The query is used to test for the existence of simple values in nested arrays. The query outputs the events that passed the filtering condition.

Sample output from the incoming example data:

a[0].field.b[0]a[0].field.b[1]a[1].field.b[0]a[2].field.b[0]
12<no value><no value>
1234

Check for AWS Resources in Vendor Array

Filter events based on specific AWS resource ARNs using the objectArray:exists() function

Query
logscale
objectArray:exists(array="Vendor.resources[]", condition={Vendor.resources.ARN="arn:aws:*"})
Introduction

In this example, the objectArray:exists() function is used to filter events where an AWS resource ARN exists within a vendor's resource array that matches a specific pattern.

Example incoming data might look like this:

@timestampVendor.resources
2023-06-15T10:00:00Z, [{"ARN": "arn:aws:s3:::bucket1", "Type": "S3"}, {"ARN": "arn:aws:ec2:instance1", "Type": "EC2"}] 
2023-06-15T10:01:00Z, [{"ARN": "arn:azure:vm1", "Type": "VM"}, {"ARN": "arn:azure:storage1", "Type": "Storage"}] 
2023-06-15T10:02:00Z, [{"ARN": "arn:aws:lambda:function1", "Type": "Lambda"}, {"ARN": "arn:aws:s3:::bucket2", "Type": "S3"}] 
2023-06-15T10:03:00Z, [{"ARN": "arn:gcp:instance1", "Type": "VM"}, {"ARN": "arn:gcp:storage1", "Type": "Storage"}] 
Step-by-Step

  1. Starting with the source repository events.

  2. logscale
    objectArray:exists(array="Vendor.resources[]", condition={Vendor.resources.ARN="arn:aws:*"})

    Filters events by checking if any element in the Vendor.resources array contains an ARN field that matches the pattern arn:aws:*. The array parameter specifies the array to search through, and the condition parameter defines the matching criteria.

  3. Event Result set.

Summary and Results

The query is used to identify events that contain AWS resources by checking the ARN patterns in the resource array. The objectArray:exists() function filters events based on array content matching specific conditions.

This query is useful, for example, to monitor AWS-specific resources in a multi-cloud environment, audit AWS resource usage, or filter out non-AWS resources from the analysis.
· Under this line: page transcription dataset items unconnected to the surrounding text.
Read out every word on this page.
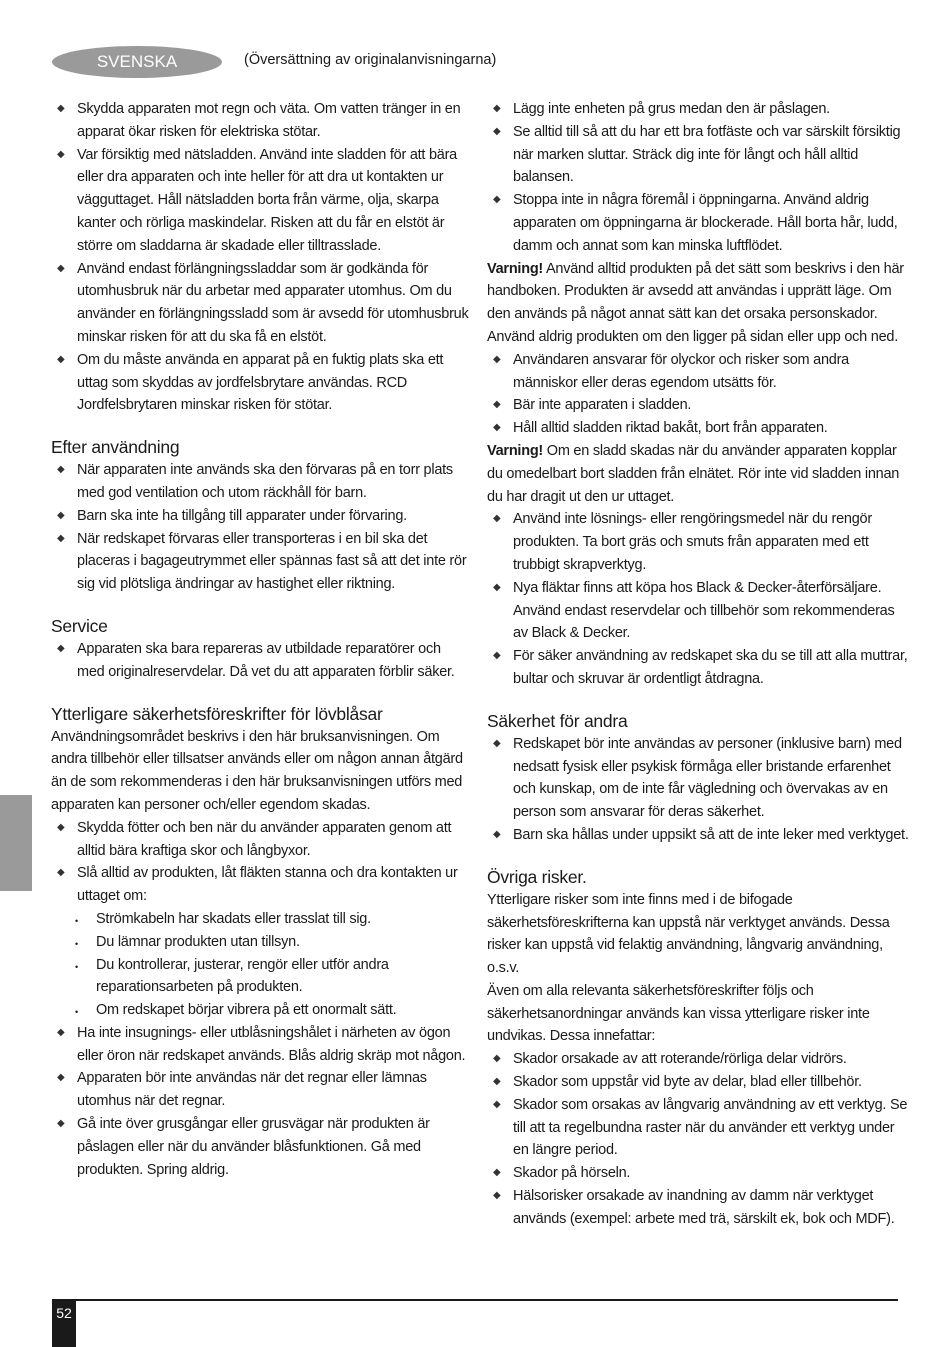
SVENSKA	(Översättning av originalanvisningarna)
◆ Skydda apparaten mot regn och väta. Om vatten tränger in en apparat ökar risken för elektriska stötar.
◆ Var försiktig med nätsladden. Använd inte sladden för att bära eller dra apparaten och inte heller för att dra ut kontakten ur vägguttaget. Håll nätsladden borta från värme, olja, skarpa kanter och rörliga maskindelar. Risken att du får en elstöt är större om sladdarna är skadade eller tilltrasslade.
◆ Använd endast förlängningssladdar som är godkända för utomhusbruk när du arbetar med apparater utomhus. Om du använder en förlängningssladd som är avsedd för utomhusbruk minskar risken för att du ska få en elstöt.
◆ Om du måste använda en apparat på en fuktig plats ska ett uttag som skyddas av jordfelsbrytare användas. RCD Jordfelsbrytaren minskar risken för stötar.
Efter användning
◆ När apparaten inte används ska den förvaras på en torr plats med god ventilation och utom räckhåll för barn.
◆ Barn ska inte ha tillgång till apparater under förvaring.
◆ När redskapet förvaras eller transporteras i en bil ska det placeras i bagageutrymmet eller spännas fast så att det inte rör sig vid plötsliga ändringar av hastighet eller riktning.
Service
◆ Apparaten ska bara repareras av utbildade reparatörer och med originalreservdelar. Då vet du att apparaten förblir säker.
Ytterligare säkerhetsföreskrifter för lövblåsar

Användningsområdet beskrivs i den här bruksanvisningen. Om andra tillbehör eller tillsatser används eller om någon annan åtgärd än de som rekommenderas i den här bruksanvisningen utförs med apparaten kan personer och/eller egendom skadas.

◆ Skydda fötter och ben när du använder apparaten genom att alltid bära kraftiga skor och långbyxor.
◆ Slå alltid av produkten, låt fläkten stanna och dra kontakten ur uttaget om:
• Strömkabeln har skadats eller trasslat till sig.
• Du lämnar produkten utan tillsyn.
• Du kontrollerar, justerar, rengör eller utför andra reparationsarbeten på produkten.
• Om redskapet börjar vibrera på ett onormalt sätt.
◆ Ha inte insugnings- eller utblåsningshålet i närheten av ögon eller öron när redskapet används. Blås aldrig skräp mot någon.
◆ Apparaten bör inte användas när det regnar eller lämnas utomhus när det regnar.
◆ Gå inte över grusgångar eller grusvägar när produkten är påslagen eller när du använder blåsfunktionen. Gå med produkten. Spring aldrig.
◆ Lägg inte enheten på grus medan den är påslagen.
◆ Se alltid till så att du har ett bra fotfäste och var särskilt försiktig när marken sluttar. Sträck dig inte för långt och håll alltid balansen.
◆ Stoppa inte in några föremål i öppningarna. Använd aldrig apparaten om öppningarna är blockerade. Håll borta hår, ludd, damm och annat som kan minska luftflödet.

Varning! Använd alltid produkten på det sätt som beskrivs i den här handboken. Produkten är avsedd att användas i upprätt läge. Om den används på något annat sätt kan det orsaka personskador. Använd aldrig produkten om den ligger på sidan eller upp och ned.

◆ Användaren ansvarar för olyckor och risker som andra människor eller deras egendom utsätts för.
◆ Bär inte apparaten i sladden.
◆ Håll alltid sladden riktad bakåt, bort från apparaten.

Varning! Om en sladd skadas när du använder apparaten kopplar du omedelbart bort sladden från elnätet. Rör inte vid sladden innan du har dragit ut den ur uttaget.

◆ Använd inte lösnings- eller rengöringsmedel när du rengör produkten. Ta bort gräs och smuts från apparaten med ett trubbigt skrapverktyg.
◆ Nya fläktar finns att köpa hos Black & Decker-återförsäljare. Använd endast reservdelar och tillbehör som rekommenderas av Black & Decker.
◆ För säker användning av redskapet ska du se till att alla muttrar, bultar och skruvar är ordentligt åtdragna.
Säkerhet för andra
◆ Redskapet bör inte användas av personer (inklusive barn) med nedsatt fysisk eller psykisk förmåga eller bristande erfarenhet och kunskap, om de inte får vägledning och övervakas av en person som ansvarar för deras säkerhet.
◆ Barn ska hållas under uppsikt så att de inte leker med verktyget.
Övriga risker.

Ytterligare risker som inte finns med i de bifogade säkerhetsföreskrifterna kan uppstå när verktyget används. Dessa risker kan uppstå vid felaktig användning, långvarig användning, o.s.v.

Även om alla relevanta säkerhetsföreskrifter följs och säkerhetsanordningar används kan vissa ytterligare risker inte undvikas. Dessa innefattar:

◆ Skador orsakade av att roterande/rörliga delar vidrörs.
◆ Skador som uppstår vid byte av delar, blad eller tillbehör.
◆ Skador som orsakas av långvarig användning av ett verktyg. Se till att ta regelbundna raster när du använder ett verktyg under en längre period.
◆ Skador på hörseln.
◆ Hälsorisker orsakade av inandning av damm när verktyget används (exempel: arbete med trä, särskilt ek, bok och MDF).
52
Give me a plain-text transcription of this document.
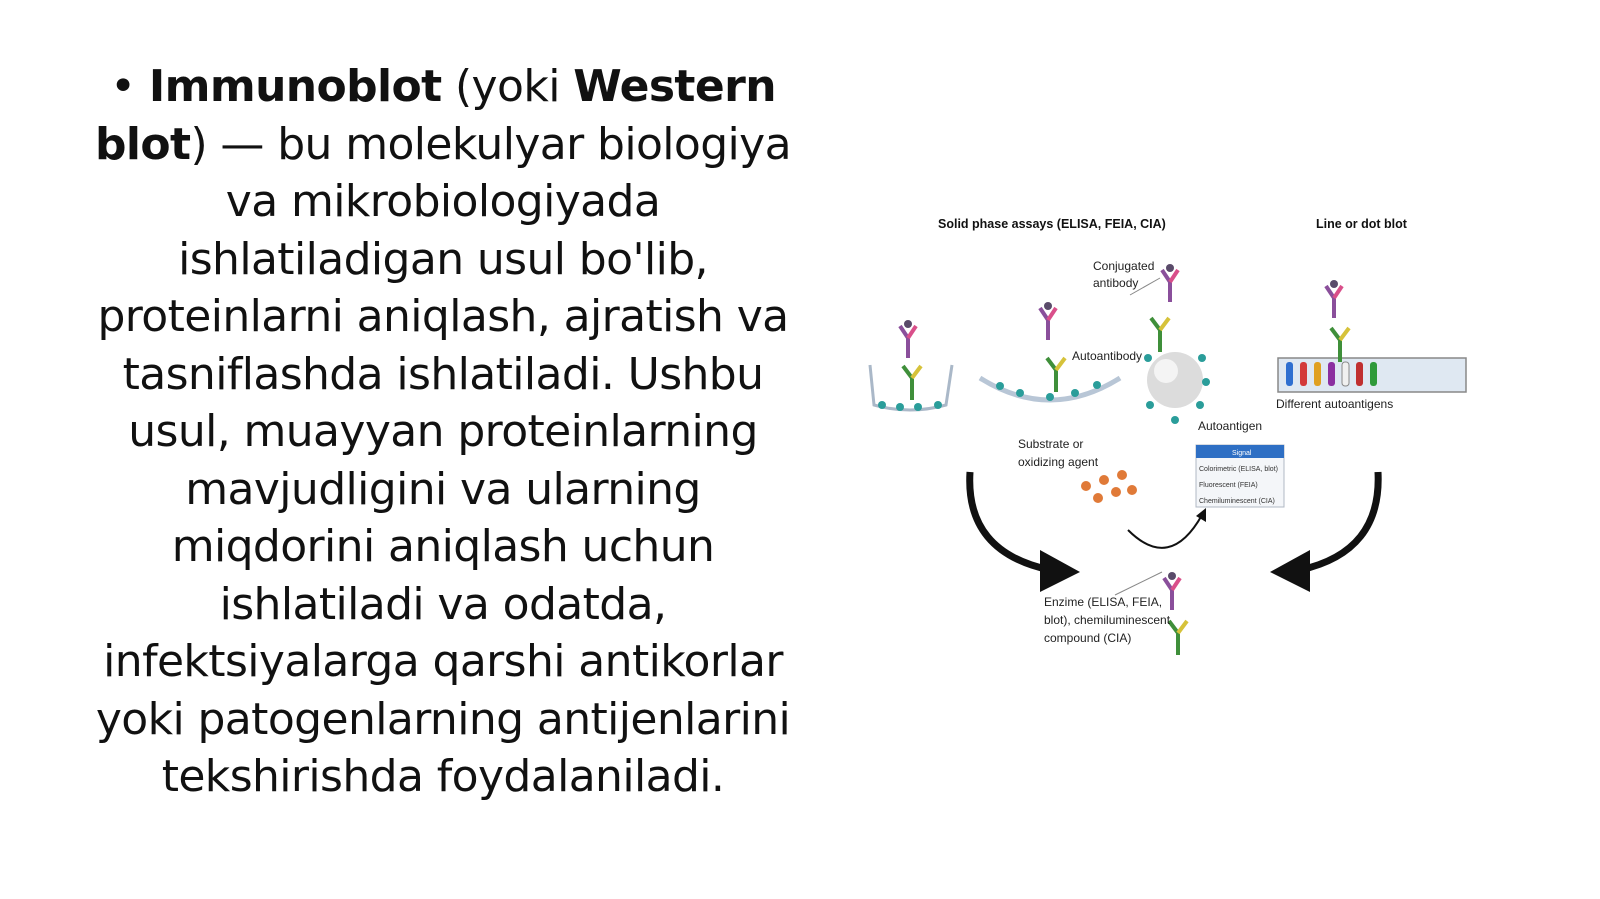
• Immunoblot (yoki Western blot) — bu molekulyar biologiya va mikrobiologiyada ishlatiladigan usul bo'lib, proteinlarni aniqlash, ajratish va tasniflashda ishlatiladi. Ushbu usul, muayyan proteinlarning mavjudligini va ularning miqdorini aniqlash uchun ishlatiladi va odatda, infektsiyalarga qarshi antikorlar yoki patogenlarning antijenlarini tekshirishda foydalaniladi.
Solid phase assays (ELISA, FEIA, CIA)	Line or dot blot
Conjugated
antibody
Autoantibody
Autoantigen
Different autoantigens
Substrate or
oxidizing agent
Signal
Colorimetric (ELISA, blot)
Fluorescent (FEIA)
Chemiluminescent (CIA)
Enzime (ELISA, FEIA,
blot), chemiluminescent
compound (CIA)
Sample output from the incoming example data:

@timestampVendor.resources
2023-06-15T10:00:00Z, [{"ARN": "arn:aws:s3:::bucket1", "Type": "S3"}, {"ARN": "arn:aws:ec2:instance1", "Type": "EC2"}] 
2023-06-15T10:02:00Z, [{"ARN": "arn:aws:lambda:function1", "Type": "Lambda"}, {"ARN": "arn:aws:s3:::bucket2", "Type": "S3"}] 

Note that only events containing AWS ARNs (starting with "arn:aws:") are included in the results, while events with Azure and GCP resources are filtered out.